Backed by Brazil's US$1 billion national rare earths initiative, Aclara expects the Carina Project to reach commercial production by 2028. With a planned 22-year mine life and the potential to deliver material for millions of EVs annually, the company is positioning itself as a long-term, sustainable supplier to global clean energy and defense markets.
From the Stormcrow Capital report on Aclara Resources written July 1, analyst Dr. Jon Hykawy initiated coverage with a "Speculative Buy" recommendation and set a target price of CA$1.60 per share.
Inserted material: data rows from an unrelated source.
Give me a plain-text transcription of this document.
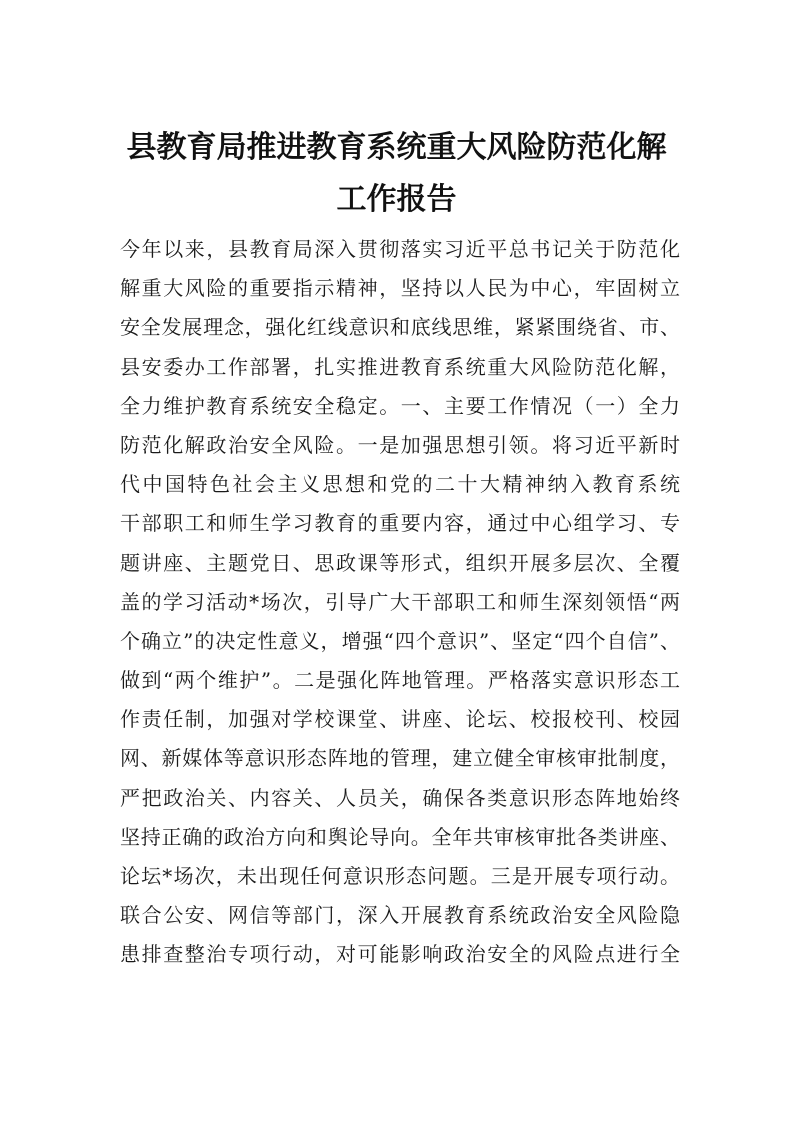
县教育局推进教育系统重大风险防范化解
工作报告
今年以来，县教育局深入贯彻落实习近平总书记关于防范化
解重大风险的重要指示精神，坚持以人民为中心，牢固树立
安全发展理念，强化红线意识和底线思维，紧紧围绕省、市、
县安委办工作部署，扎实推进教育系统重大风险防范化解，
全力维护教育系统安全稳定。一、主要工作情况（一）全力
防范化解政治安全风险。一是加强思想引领。将习近平新时
代中国特色社会主义思想和党的二十大精神纳入教育系统
干部职工和师生学习教育的重要内容，通过中心组学习、专
题讲座、主题党日、思政课等形式，组织开展多层次、全覆
盖的学习活动*场次，引导广大干部职工和师生深刻领悟“两
个确立”的决定性意义，增强“四个意识”、坚定“四个自信”、
做到“两个维护”。二是强化阵地管理。严格落实意识形态工
作责任制，加强对学校课堂、讲座、论坛、校报校刊、校园
网、新媒体等意识形态阵地的管理，建立健全审核审批制度，
严把政治关、内容关、人员关，确保各类意识形态阵地始终
坚持正确的政治方向和舆论导向。全年共审核审批各类讲座、
论坛*场次，未出现任何意识形态问题。三是开展专项行动。
联合公安、网信等部门，深入开展教育系统政治安全风险隐
患排查整治专项行动，对可能影响政治安全的风险点进行全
The report highlights Aclara's Carina Project in Brazil as a key driver, underpinned by its ionic clay resource, ESG-friendly Circular Mineral Harvesting technology, and strategic importance for global heavy rare earth supply chains.
According to the company, Aclara's largest shareholder is New Hartsdale Capital Inc., holding approximately 80.3 million shares, or 36.5% of the company. Hochschild Mining owns about 42.8 million shares (19.4%), while Chilean partner CAP controls 22.2 million shares (10.1%). The management team and board of directors collectively hold nearly 9.8 million shares (4.5%), ensuring alignment with shareholders. The remaining 64.9 million shares (29.5%) are widely held, bringing the total outstanding to roughly 220 million shares. The company has a current market cap of CA$231.66 million.